Do the facts of Supreme Court cases really matter?

March 20th, 2012

At some point, I want to write about whether the facts of Supreme Court cases really matter. The court frequently gets stuff wrong–compare fact patterns to the constitutional stories (off the top of my head, I’m thinking of Dale Carpenter’s Lawrence v. Texas, Book, Jim Chen’s article on Wickard v. Filburn, etc.). Plus Alli Larsen’s article on legislative facts in SCOTUS opinions, finding that by-and-large, the Court looks to facts outside the record. Elsewhere, I have focused on the Court’s reliance on empirical facts–that are often contested–as facts in the record. Same for amicus briefs that introduce evidence not in the record.

So, do the facts really matter? Michael Dorf alluded to this point.

If bad facts make bad law, does ignoring facts makes better law?

And is my work on constitutional places is irrelevant?

Another article for the pile. In due time.

Update: Larsen has a good post at SCOTUSBlog about her article:

Supreme Court Justices routinely answer factual questions about the world – such as whether violent video games have a harmful effect on child brain development or whether a partial birth abortion is ever medically necessary.  The traditional view is that these findings – often called “legislative facts” – are informed through the adversary system: by reviewing evidence on the record and briefs on appeal.  Routinely, however, the Justices also engage in what I call “in house” fact finding.  They independently look beyond the briefs and record to answer general questions of fact, and they rely on their discoveries as authorities.  To be sure, judges have always done this.  We have all heard the stories of Justice Blackmun holed up in the medical library at the Mayo Clinic during the summer of 1972 studying abortion procedures.  And the Federal Rules of Evidence contain no rule restricting it; the rule about judicial notice specifically exempts legislative facts from its scope.

But times have changed.  The world has recently undergone a massive revolution in the way it receives and evaluates information.  No longer do Justices need to trek to the library to look up factual questions.
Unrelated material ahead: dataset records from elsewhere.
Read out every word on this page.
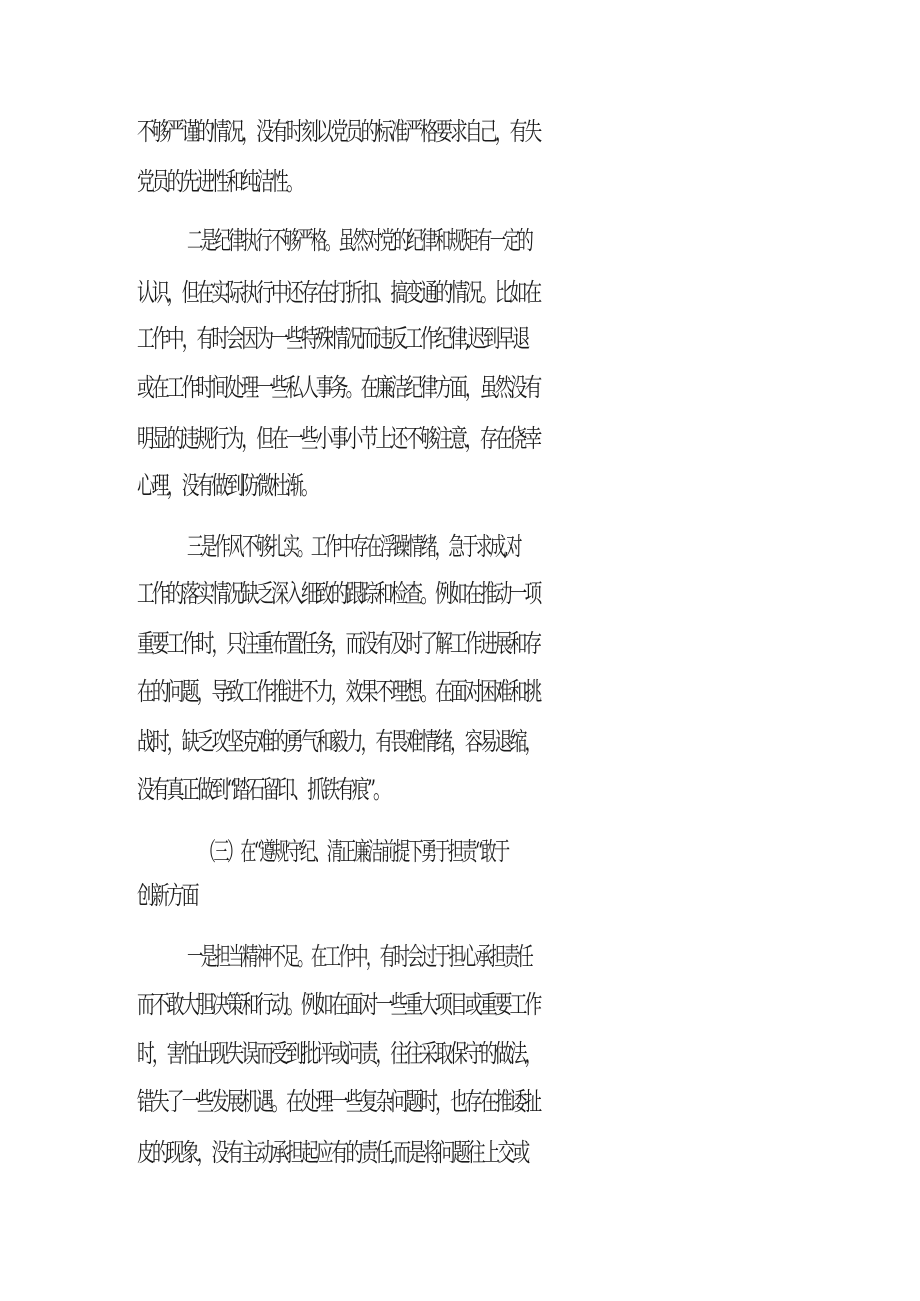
不够严谨的情况，没有时刻以党员的标准严格要求自己，有失
党员的先进性和纯洁性。
二是纪律执行不够严格。虽然对党的纪律和规矩有一定的
认识，但在实际执行中还存在打折扣、搞变通的情况。比如在
工作中，有时会因为一些特殊情况而违反工作纪律,迟到早退
或在工作时间处理一些私人事务。在廉洁纪律方面，虽然没有
明显的违规行为，但在一些小事小节上还不够注意，存在侥幸
心理，没有做到防微杜渐。
三是作风不够扎实。工作中存在浮躁情绪，急于求成,对
工作的落实情况缺乏深入细致的跟踪和检查。例如在推动一项
重要工作时，只注重布置任务，而没有及时了解工作进展和存
在的问题，导致工作推进不力，效果不理想。在面对困难和挑
战时，缺乏攻坚克难的勇气和毅力，有畏难情绪，容易退缩，
没有真正做到“踏石留印、抓铁有痕”。
（三）在“遵规守纪、清正廉洁前提下勇于担责“敢于
创新方面
一是担当精神不足。在工作中，有时会过于担心承担责任
而不敢大胆决策和行动。例如在面对一些重大项目或重要工作
时，害怕出现失误而受到批评或问责，往往采取保守的做法，
错失了一些发展机遇。在处理一些复杂问题时，也存在推诿扯
皮的现象，没有主动承担起应有的责任,而是将问题往上交或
Instead they can access virtually infinite amounts of factual information at the click of a mouse.   If the Justices want more empirical support for a factual dimension of their argument, they can find it easily and without the help of anyone outside of the Supreme Court building.

I like this sentence:

Couple this reality with the new instant ability to find facts to support almost anything, and confidence in judicial fact finding outside their areas of expertise diminishes significantly.